Sami (de dos sur la photo), un volontaire de l'équipe de la Croix-Rouge chargée du regroupement familial à Banda aide les familles à se préparer au retour des ex-enfants soldats. Il décrit les différents types de réactions émotionnelles et psychologiques qu’ils sont susceptibles de manifester et explique qu'elles sont complètement naturelles au vu de ce qu’ils ont enduré. Les problèmes d’incompréhension sont légion entre ces enfants et leurs parents, donc un suivi et un encadrement – deux volets fondamentaux – sont également prévus.

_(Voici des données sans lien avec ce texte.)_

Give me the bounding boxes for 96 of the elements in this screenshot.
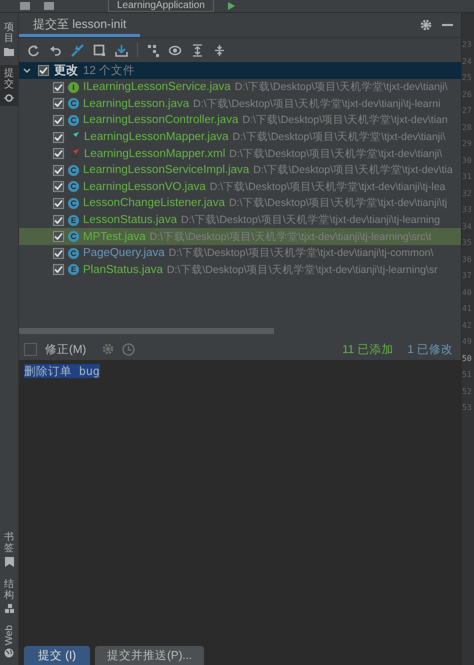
run-config-dropdown[interactable]: LearningApplication <box>108 0 214 12</box>
file-count: 12 个文件 <box>83 64 135 78</box>
expand-all-icon[interactable] <box>191 44 204 56</box>
run-icon[interactable] <box>228 2 235 10</box>
file-path: D:\下载\Desktop\项目\天机学堂\tjxt-dev\tianji\tj-learni <box>193 96 440 111</box>
enum-icon: E <box>68 214 79 226</box>
checkbox[interactable] <box>24 342 37 356</box>
file-row[interactable]: E PlanStatus.java D:\下载\Desktop\项目\天机学堂\tjxt-dev\tianji\tj-learning\sr <box>19 262 461 278</box>
checkbox[interactable] <box>53 98 64 110</box>
file-name[interactable]: PlanStatus.java <box>83 264 163 276</box>
commit-button[interactable]: 提交 (I) <box>24 646 90 665</box>
checkbox[interactable] <box>53 264 64 276</box>
side-tab[interactable]: 结构 <box>0 576 18 616</box>
file-path: D:\下载\Desktop\项目\天机学堂\tjxt-dev\tianji\tj-lea <box>210 180 446 194</box>
file-name[interactable]: LearningLessonController.java <box>83 114 238 126</box>
checkbox[interactable] <box>53 132 64 143</box>
file-path: D:\下载\Desktop\项目\天机学堂\tjxt-dev\tianji\tj-learning\sr <box>166 262 438 277</box>
class-icon: C <box>68 181 79 192</box>
file-name[interactable]: LearningLessonMapper.xml <box>84 148 226 160</box>
interface-icon: I <box>68 82 79 93</box>
square-icon[interactable] <box>93 44 106 56</box>
file-name[interactable]: LessonStatus.java <box>83 214 177 226</box>
class-icon: C <box>68 164 79 176</box>
settings-icon[interactable] <box>420 19 432 31</box>
file-row[interactable]: C MPTest.java D:\下载\Desktop\项目\天机学堂\tjxt-dev\tianji\tj-learning\src\t <box>19 228 461 245</box>
group-label: 更改 <box>54 62 78 79</box>
side-tab[interactable]: 书签 <box>0 528 18 570</box>
file-path: D:\下载\Desktop\项目\天机学堂\tjxt-dev\tianji\ <box>229 146 442 161</box>
class-icon: C <box>68 248 79 259</box>
enum-icon: E <box>68 264 79 276</box>
download-icon[interactable] <box>115 44 128 56</box>
file-row[interactable]: C LearningLesson.java D:\下载\Desktop\项目\天机学堂\tjxt-dev\tianji\tj-learni <box>19 96 461 112</box>
side-tab[interactable]: Web <box>0 622 18 661</box>
scrollbar[interactable] <box>19 328 274 334</box>
file-row[interactable]: C LearningLessonServiceImpl.java D:\下载\Desktop\项目\天机学堂\tjxt-dev\tia <box>19 162 461 179</box>
file-name[interactable]: LearningLessonMapper.java <box>84 131 228 144</box>
class-icon: C <box>68 114 79 126</box>
file-name[interactable]: LearningLessonVO.java <box>83 180 206 193</box>
line-number: 50 <box>462 352 473 364</box>
file-path: D:\下载\Desktop\项目\天机学堂\tjxt-dev\tian <box>242 113 448 128</box>
bird-icon <box>68 131 80 144</box>
file-name[interactable]: LearningLessonServiceImpl.java <box>83 164 250 176</box>
file-row[interactable]: LearningLessonMapper.xml D:\下载\Desktop\项目\天机学堂\tjxt-dev\tianji\ <box>19 145 461 162</box>
checkbox[interactable] <box>53 198 64 209</box>
file-path: D:\下载\Desktop\项目\天机学堂\tjxt-dev\tianji\tj-learning\src\t <box>150 230 432 244</box>
file-path: D:\下载\Desktop\项目\天机学堂\tjxt-dev\tianji\tj-learning <box>180 213 440 228</box>
file-path: D:\下载\Desktop\项目\天机学堂\tjxt-dev\tianji\tj-common\ <box>168 246 434 260</box>
group-row[interactable]: 更改 12 个文件 <box>19 62 461 79</box>
checkbox[interactable] <box>53 148 64 160</box>
side-tab[interactable]: 项目 <box>0 19 18 59</box>
checkbox[interactable] <box>38 65 49 76</box>
expand-chevron-icon[interactable] <box>23 66 31 74</box>
commit-icon <box>4 93 14 103</box>
modified-count: 1 已修改 <box>407 342 453 356</box>
diff-icon[interactable] <box>71 44 84 56</box>
xml-file-icon <box>68 148 80 160</box>
class-icon: C <box>68 198 79 209</box>
panel-tab[interactable]: 提交至 lesson-init <box>19 13 140 37</box>
amend-label[interactable]: 修正(M) <box>45 342 86 356</box>
eye-icon[interactable] <box>169 44 182 56</box>
globe-icon <box>4 648 14 658</box>
file-row[interactable]: LearningLessonMapper.java D:\下载\Desktop\项目\天机学堂\tjxt-dev\tianji\ <box>19 128 461 146</box>
checkbox[interactable] <box>53 214 64 226</box>
file-name[interactable]: LessonChangeListener.java <box>83 197 225 210</box>
bookmark-icon <box>4 556 14 567</box>
file-name[interactable]: MPTest.java <box>83 230 146 243</box>
folder-icon <box>4 47 14 56</box>
structure-icon <box>4 604 14 613</box>
file-name[interactable]: LearningLesson.java <box>83 98 190 110</box>
file-row[interactable]: C PageQuery.java D:\下载\Desktop\项目\天机学堂\tjxt-dev\tianji\tj-common\ <box>19 244 461 262</box>
file-path: D:\下载\Desktop\项目\天机学堂\tjxt-dev\tianji\tj <box>228 196 448 210</box>
file-name[interactable]: PageQuery.java <box>83 247 165 260</box>
checkbox[interactable] <box>53 82 64 93</box>
test-icon: C <box>68 231 79 242</box>
checkbox[interactable] <box>53 114 64 126</box>
file-row[interactable]: C LessonChangeListener.java D:\下载\Desktop\项目\天机学堂\tjxt-dev\tianji\tj <box>19 195 461 212</box>
file-path: D:\下载\Desktop\项目\天机学堂\tjxt-dev\tianji\ <box>234 80 448 94</box>
file-path: D:\下载\Desktop\项目\天机学堂\tjxt-dev\tianji\ <box>232 130 446 144</box>
file-name[interactable]: ILearningLessonService.java <box>83 81 231 94</box>
commit-and-push-button[interactable]: 提交并推送(P)... <box>95 646 204 665</box>
commit-message-field[interactable]: 删除订单 bug <box>19 360 461 639</box>
group-icon[interactable] <box>147 44 160 56</box>
file-row[interactable]: C LearningLessonController.java D:\下载\Desktop\项目\天机学堂\tjxt-dev\tian <box>19 112 461 129</box>
side-tab[interactable]: 提交 <box>0 65 18 106</box>
checkbox[interactable] <box>53 181 64 192</box>
checkbox[interactable] <box>53 248 64 259</box>
class-icon: C <box>68 98 79 110</box>
checkbox[interactable] <box>53 164 64 176</box>
file-path: D:\下载\Desktop\项目\天机学堂\tjxt-dev\tia <box>253 163 453 178</box>
undo-icon[interactable] <box>49 44 62 56</box>
file-row[interactable]: E LessonStatus.java D:\下载\Desktop\项目\天机学堂\tjxt-dev\tianji\tj-learning <box>19 212 461 228</box>
added-count: 11 已添加 <box>342 342 394 356</box>
file-row[interactable]: C LearningLessonVO.java D:\下载\Desktop\项目\天机学堂\tjxt-dev\tianji\tj-lea <box>19 178 461 196</box>
checkbox[interactable] <box>53 231 64 242</box>
file-row[interactable]: I ILearningLessonService.java D:\下载\Desktop\项目\天机学堂\tjxt-dev\tianji\ <box>19 79 461 96</box>
collapse-all-icon[interactable] <box>213 44 226 56</box>
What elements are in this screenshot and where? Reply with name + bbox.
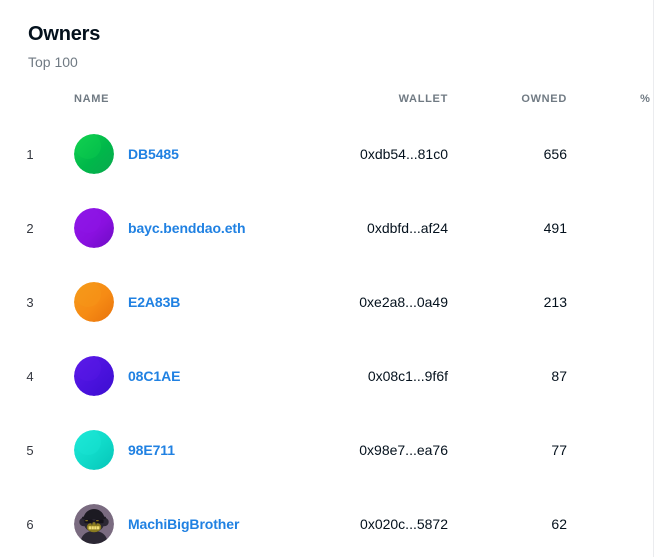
- table-row: 3 E2A83B 0xe2a8...0a492132.13%: [0, 265, 654, 339]
- owner-name-link[interactable]: bayc.benddao.eth: [128, 220, 245, 236]
- column-header-owned: OWNED: [458, 92, 583, 117]
- owned-count-cell: 77: [458, 413, 583, 487]
- table-row: 6 MachiBigBrother 0x020c...5872620.62%: [0, 487, 654, 557]
- table-row: 5 98E711 0x98e7...ea76770.77%: [0, 413, 654, 487]
- wallet-address-cell: 0xdbfd...af24: [287, 191, 458, 265]
- table-body: 1 DB5485 0xdb54...81c06566.56% 2 bayc.bendda…: [0, 117, 654, 557]
- avatar-98e711[interactable]: [74, 430, 114, 470]
- avatar-08c1ae[interactable]: [74, 356, 114, 396]
- table-row: 2 bayc.benddao.eth 0xdbfd...af244914.91%: [0, 191, 654, 265]
- table-header-row: NAME WALLET OWNED % OWNED: [0, 92, 654, 117]
- owner-identity: E2A83B: [74, 282, 286, 322]
- owned-count-cell: 213: [458, 265, 583, 339]
- rank-cell: 1: [0, 117, 60, 191]
- avatar-db5485[interactable]: [74, 134, 114, 174]
- column-header-rank: [0, 92, 60, 117]
- owners-panel: Owners Top 100 NAME WALLET OWNED % OWNED…: [0, 0, 654, 557]
- owner-identity: 08C1AE: [74, 356, 286, 396]
- rank-cell: 4: [0, 339, 60, 413]
- avatar-machibigbrother[interactable]: [74, 504, 114, 544]
- owner-identity: bayc.benddao.eth: [74, 208, 286, 248]
- percent-owned-cell: 6.56%: [583, 117, 654, 191]
- owned-count-cell: 62: [458, 487, 583, 557]
- name-cell: DB5485: [60, 117, 287, 191]
- owner-identity: 98E711: [74, 430, 286, 470]
- name-cell: MachiBigBrother: [60, 487, 287, 557]
- wallet-address-cell: 0xe2a8...0a49: [287, 265, 458, 339]
- page-title: Owners: [28, 22, 653, 46]
- owned-count-cell: 656: [458, 117, 583, 191]
- owners-table: NAME WALLET OWNED % OWNED 1 DB5485 0xdb54.…: [0, 92, 654, 557]
- wallet-address-cell: 0xdb54...81c0: [287, 117, 458, 191]
- percent-owned-cell: 0.77%: [583, 413, 654, 487]
- name-cell: 08C1AE: [60, 339, 287, 413]
- avatar-e2a83b[interactable]: [74, 282, 114, 322]
- owner-identity: DB5485: [74, 134, 286, 174]
- owner-name-link[interactable]: 98E711: [128, 442, 175, 458]
- owner-identity: MachiBigBrother: [74, 504, 286, 544]
- owned-count-cell: 491: [458, 191, 583, 265]
- percent-owned-cell: 0.87%: [583, 339, 654, 413]
- column-header-percent-owned: % OWNED: [583, 92, 654, 117]
- table-header: NAME WALLET OWNED % OWNED: [0, 92, 654, 117]
- rank-cell: 6: [0, 487, 60, 557]
- owner-name-link[interactable]: E2A83B: [128, 294, 180, 310]
- percent-owned-cell: 2.13%: [583, 265, 654, 339]
- owner-name-link[interactable]: DB5485: [128, 146, 179, 162]
- rank-cell: 5: [0, 413, 60, 487]
- panel-subtitle: Top 100: [28, 52, 653, 72]
- name-cell: 98E711: [60, 413, 287, 487]
- avatar-bayc-benddao-eth[interactable]: [74, 208, 114, 248]
- panel-header: Owners Top 100: [0, 0, 653, 72]
- table-row: 1 DB5485 0xdb54...81c06566.56%: [0, 117, 654, 191]
- owned-count-cell: 87: [458, 339, 583, 413]
- percent-owned-cell: 4.91%: [583, 191, 654, 265]
- wallet-address-cell: 0x98e7...ea76: [287, 413, 458, 487]
- table-row: 4 08C1AE 0x08c1...9f6f870.87%: [0, 339, 654, 413]
- percent-owned-cell: 0.62%: [583, 487, 654, 557]
- column-header-name: NAME: [60, 92, 287, 117]
- column-header-wallet: WALLET: [287, 92, 458, 117]
- wallet-address-cell: 0x020c...5872: [287, 487, 458, 557]
- owner-name-link[interactable]: 08C1AE: [128, 368, 180, 384]
- rank-cell: 2: [0, 191, 60, 265]
- rank-cell: 3: [0, 265, 60, 339]
- wallet-address-cell: 0x08c1...9f6f: [287, 339, 458, 413]
- name-cell: bayc.benddao.eth: [60, 191, 287, 265]
- owner-name-link[interactable]: MachiBigBrother: [128, 516, 239, 532]
- name-cell: E2A83B: [60, 265, 287, 339]
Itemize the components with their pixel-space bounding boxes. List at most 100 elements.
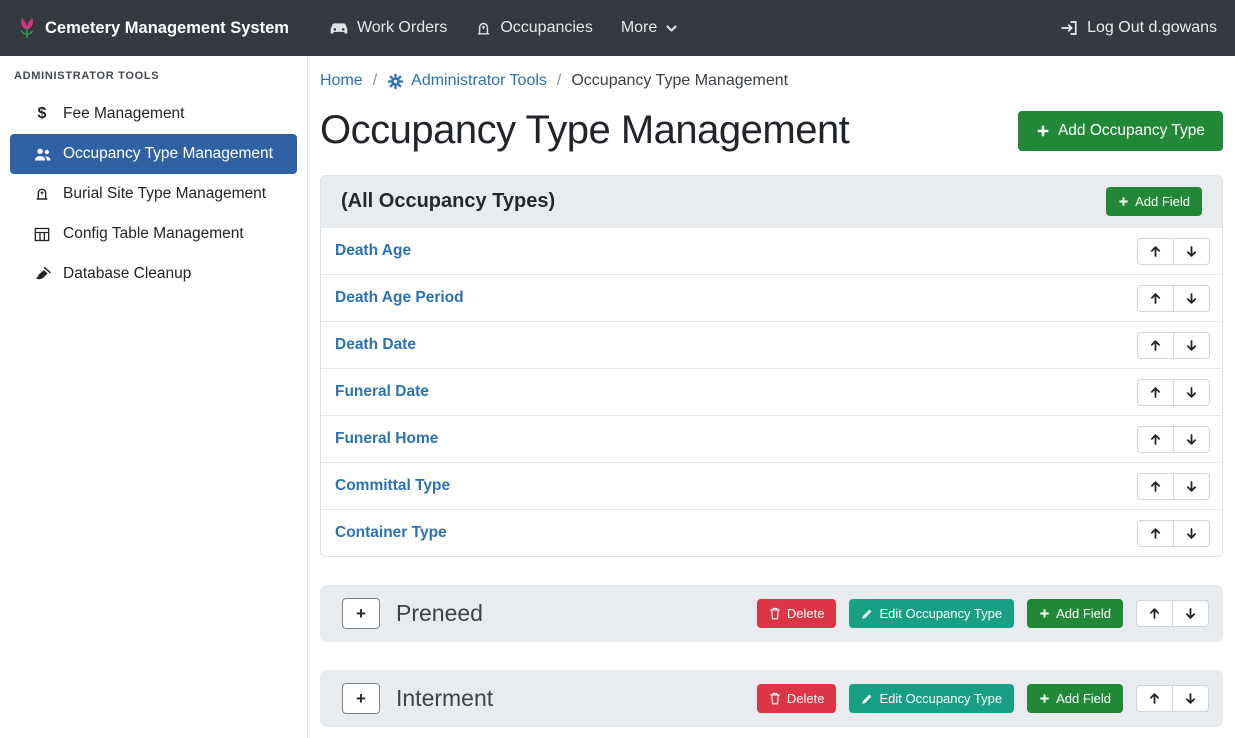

La facilitation, un élément central de l'approche du CICR

L'idée phare qui sous-tend l'approche communautaire du CICR en matière de soutien psychosocial est la facilitation. Ses équipes peuvent faciliter l'établissement de formations et de groupes de discussion axés sur la recherche de solutions, mais dans son essence, le processus est participatif. Et Davies de préciser : « Nous sommes convaincus que les solutions sont en chaque personne, au sein même de la communauté. Et le moyen le plus efficace de trouver une solution, c'est de se “trouver” soi-même. Le chemin vers la guérison se fait en plusieurs étapes : le sentiment de perte, le déni, la colère, le reproche, et enfin l'acceptation. Chaque personne vit à son rythme un processus de rétablissement qui lui est propre. Le soutien de la communauté peut être très bénéfique dans cette démarche. Nous souhaitons aider ces enfants et ces communautés à faire ce chemin ensemble, afin qu'il soit moins long et moins pénible. En définitive, l'espoir et la compassion sont les clés de tout processus de guérison, que la maladie soit physique ou mentale. Voilà quelques-unes des attitudes que nous essayons d'encourager. »

 

Un jeune homme et son petit frère à Dakwa, un village pittoresque et paisible en apparence

 

Depuis septembre 2011, l'équipe psychosociale du CICR a dispensé des formations à plus de 150 volontaires de la Croix-Rouge de la République démocratique du Congo, des enseignants et des chefs religieux ou spirituels, dans les villages de Doruma, Banda et Dakwa. L’objectif est de les aider à mieux comprendre les symptômes psychologiques et émotionnels et à intégrer cette forme de prise en charge dans leurs activités régulières. Deux conseillers de chaque communauté ont également reçu une formation en vue de fournir un soutien plus spécialisé. Au vu de la réussite de ces activités, qui ont permis de créer un terrain favorable au rétablissement des enfants, le CICR envisage de lancer des programmes similaires dans d'autres villages.

* Le nom des enfants associés à des forces ou groupes armés a été modifié.